The BRCA-DIRECT pathway is designed to be lean and patient-centered, removing several traditional steps like the routine pre-test consultation that used to be mandatory for everyone. This decentralization makes the process feel less like a clinical interrogation and more like a manageable part of one’s personal health routine. By automating the straightforward parts of the journey, we free up our highly skilled genetic counselors and oncologists to focus on the 10% of patients who receive a positive or complex result. These individuals require deep emotional support and nuanced clinical explanations that a standardized pamphlet cannot provide. The step-by-step beauty of this model is that it treats the patient’s time as being just as valuable as the doctor’s, ensuring that the highest level of expertise is applied where it is most desperately needed.
Automated identification using linked cancer registries allows healthcare systems to find eligible patients proactively rather than waiting for referrals. How does this transition improve resource allocation, and what impact does it have on equity for patients who might not self-advocate?
Moving toward a data-driven, automated identification system removes the “luck of the draw” that often dictates who gets tested and who doesn’t. In the past, testing relied heavily on a clinician’s memory or a patient’s own research and self-advocacy, which naturally favors those with more resources or better access to top-tier medical centers. By using linked registries, the system proactively reaches out to everyone who qualifies, regardless of their background or how long it has been since they last saw an oncologist. This is a massive step forward for health equity, as it ensures that the “hidden” survivors—those in rural areas or underserved communities—are treated with the same priority as those in urban centers. It allows us to allocate our healthcare resources based on actual clinical need rather than just who happens to walk through the door.
Expanding direct-to-patient testing to include prostate, pancreatic, and colorectal cancers is the next logical step for many health systems. What infrastructure is necessary to support this expansion, and how do you evaluate the long-term outcomes for these survivors?

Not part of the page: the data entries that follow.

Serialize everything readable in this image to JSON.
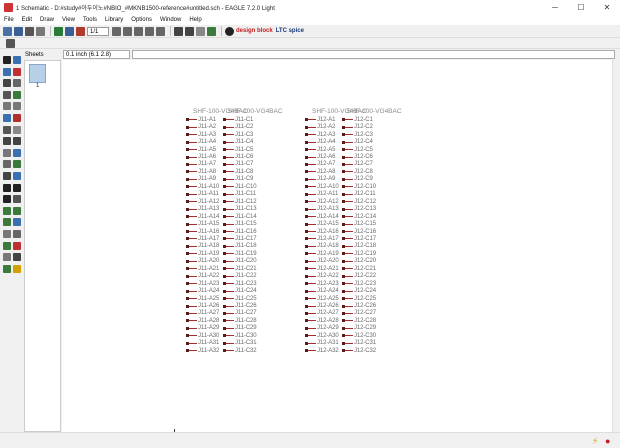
{
  "window": {
    "title": "1 Schematic - D:#study#아두이노#NBIO_#MKNB1500-reference#untitled.sch - EAGLE 7.2.0 Light",
    "controls": [
      "─",
      "☐",
      "✕"
    ]
  },
  "menu": [
    "File",
    "Edit",
    "Draw",
    "View",
    "Tools",
    "Library",
    "Options",
    "Window",
    "Help"
  ],
  "toolbar": {
    "sheet_select": "1/1",
    "brand_left": "design block",
    "brand_right": "LTC spice"
  },
  "command_bar": {
    "sheets_label": "Sheets",
    "coordinate": "0.1 inch (6.1 2.8)",
    "command_value": ""
  },
  "sheets": [
    {
      "number": "1"
    }
  ],
  "components": [
    {
      "name_a": "SHF-100-VG4BAC",
      "name_b": "SHF-100-VG4BAC",
      "prefix": "J11",
      "pin_count": 32
    },
    {
      "name_a": "SHF-100-VG4BAC",
      "name_b": "SHF-100-VG4BAC",
      "prefix": "J12",
      "pin_count": 32
    }
  ],
  "colors": {
    "pin": "#a03030",
    "pin_label": "#6a6a6a",
    "part_name": "#8a8a8a"
  },
  "status_icons": [
    "lightning-icon",
    "stop-icon"
  ]
}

To scale this to prostate, pancreatic, and colorectal cancers, we need a robust digital infrastructure that can handle the integration of national cancer registries with lab-level genetic data on a massive scale. The NHS is already commissioning a broader range of these tests, but the success will depend on our ability to track these patients over decades, not just months. We evaluate outcomes by looking at the reduction in secondary cancers and the rate at which family members are successfully screened following a positive result in a survivor. Milestones for success include achieving high participation rates across diverse cancer types and ensuring that the laboratory capacity can keep up with the influx of saliva kits. It is a logistical marathon, but the potential to save lives through early detection in these other high-risk groups is immense.

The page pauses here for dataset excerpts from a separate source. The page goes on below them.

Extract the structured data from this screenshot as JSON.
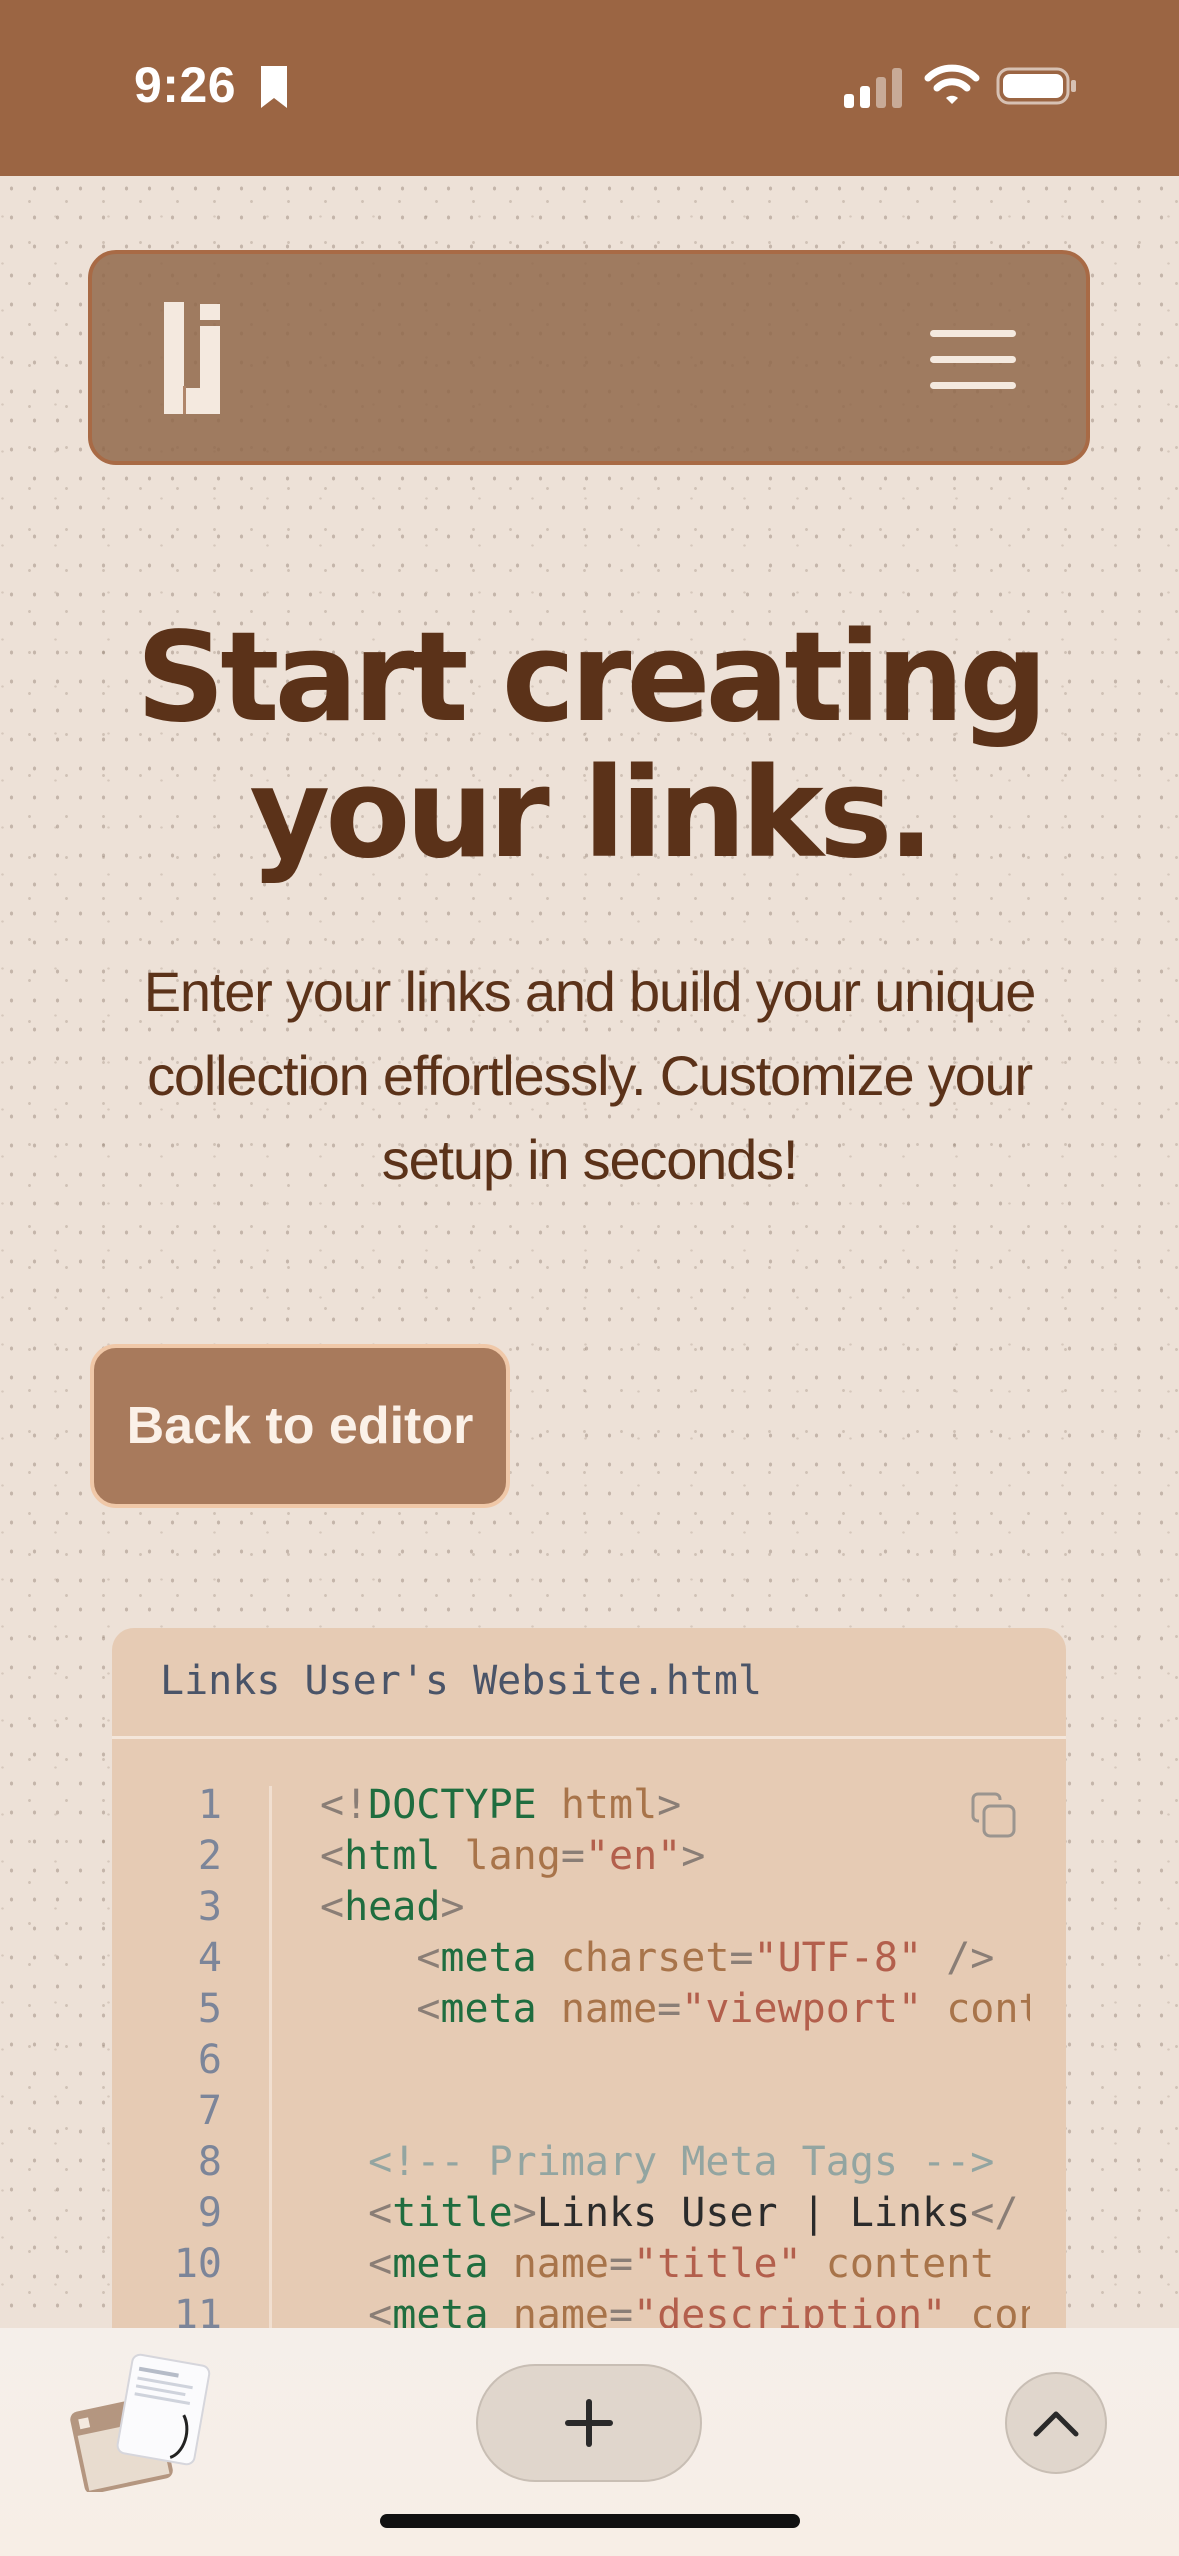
{
  "status_bar": {
    "time": "9:26",
    "icons": [
      "bookmark-icon",
      "signal-icon",
      "wifi-icon",
      "battery-icon"
    ]
  },
  "header": {
    "logo": "li-logo-icon",
    "menu": "hamburger-menu-icon"
  },
  "hero": {
    "title_line1": "Start creating",
    "title_line2": "your links.",
    "subtitle_line1": "Enter your links and build your unique",
    "subtitle_line2": "collection effortlessly. Customize your",
    "subtitle_line3": "setup in seconds!"
  },
  "actions": {
    "back_label": "Back to editor"
  },
  "code": {
    "filename": "Links User's Website.html",
    "copy_icon": "copy-icon",
    "line_numbers": [
      "1",
      "2",
      "3",
      "4",
      "5",
      "6",
      "7",
      "8",
      "9",
      "10",
      "11"
    ],
    "lines": [
      {
        "t": [
          [
            "punc",
            "<!"
          ],
          [
            "tag",
            "DOCTYPE"
          ],
          [
            "txt",
            " "
          ],
          [
            "attr",
            "html"
          ],
          [
            "punc",
            ">"
          ]
        ]
      },
      {
        "t": [
          [
            "punc",
            "<"
          ],
          [
            "tag",
            "html"
          ],
          [
            "txt",
            " "
          ],
          [
            "attr",
            "lang"
          ],
          [
            "punc",
            "="
          ],
          [
            "str",
            "\"en\""
          ],
          [
            "punc",
            ">"
          ]
        ]
      },
      {
        "t": [
          [
            "punc",
            "<"
          ],
          [
            "tag",
            "head"
          ],
          [
            "punc",
            ">"
          ]
        ]
      },
      {
        "t": [
          [
            "txt",
            "    "
          ],
          [
            "punc",
            "<"
          ],
          [
            "tag",
            "meta"
          ],
          [
            "txt",
            " "
          ],
          [
            "attr",
            "charset"
          ],
          [
            "punc",
            "="
          ],
          [
            "str",
            "\"UTF-8\""
          ],
          [
            "txt",
            " "
          ],
          [
            "punc",
            "/>"
          ]
        ]
      },
      {
        "t": [
          [
            "txt",
            "    "
          ],
          [
            "punc",
            "<"
          ],
          [
            "tag",
            "meta"
          ],
          [
            "txt",
            " "
          ],
          [
            "attr",
            "name"
          ],
          [
            "punc",
            "="
          ],
          [
            "str",
            "\"viewport\""
          ],
          [
            "txt",
            " "
          ],
          [
            "attr",
            "content"
          ]
        ]
      },
      {
        "t": []
      },
      {
        "t": []
      },
      {
        "t": [
          [
            "txt",
            "  "
          ],
          [
            "cmt",
            "<!-- Primary Meta Tags -->"
          ]
        ]
      },
      {
        "t": [
          [
            "txt",
            "  "
          ],
          [
            "punc",
            "<"
          ],
          [
            "tag",
            "title"
          ],
          [
            "punc",
            ">"
          ],
          [
            "txt",
            "Links User | Links"
          ],
          [
            "punc",
            "</"
          ]
        ]
      },
      {
        "t": [
          [
            "txt",
            "  "
          ],
          [
            "punc",
            "<"
          ],
          [
            "tag",
            "meta"
          ],
          [
            "txt",
            " "
          ],
          [
            "attr",
            "name"
          ],
          [
            "punc",
            "="
          ],
          [
            "str",
            "\"title\""
          ],
          [
            "txt",
            " "
          ],
          [
            "attr",
            "content"
          ]
        ]
      },
      {
        "t": [
          [
            "txt",
            "  "
          ],
          [
            "punc",
            "<"
          ],
          [
            "tag",
            "meta"
          ],
          [
            "txt",
            " "
          ],
          [
            "attr",
            "name"
          ],
          [
            "punc",
            "="
          ],
          [
            "str",
            "\"description\""
          ],
          [
            "txt",
            " "
          ],
          [
            "attr",
            "content"
          ]
        ]
      }
    ]
  },
  "toolbar": {
    "tabs_icon": "tab-thumbnail",
    "new_tab_icon": "plus-icon",
    "scroll_top_icon": "chevron-up-icon"
  },
  "colors": {
    "brand_brown": "#9b6543",
    "title_brown": "#5b3219",
    "page_bg": "#ede1d7",
    "code_bg": "#e6cbb4"
  }
}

What is your forecast for the future of genetic screening in cancer survivorship?
I believe we are entering an era where genetic status will be treated as a vital sign that is updated throughout a patient’s life rather than a one-time test. In the near future, automated systems will continuously scan health records, and as new genes are discovered or testing becomes cheaper, survivors will be automatically notified if they become eligible for new screenings. We will see a shift where precision medicine is no longer a luxury for the newly diagnosed but a standard of care for the millions of survivors living their lives today. Ultimately, our goal is to ensure that the “missed opportunities” we see now become a relic of the past, replaced by a seamless, lifelong safety net of genetic vigilance.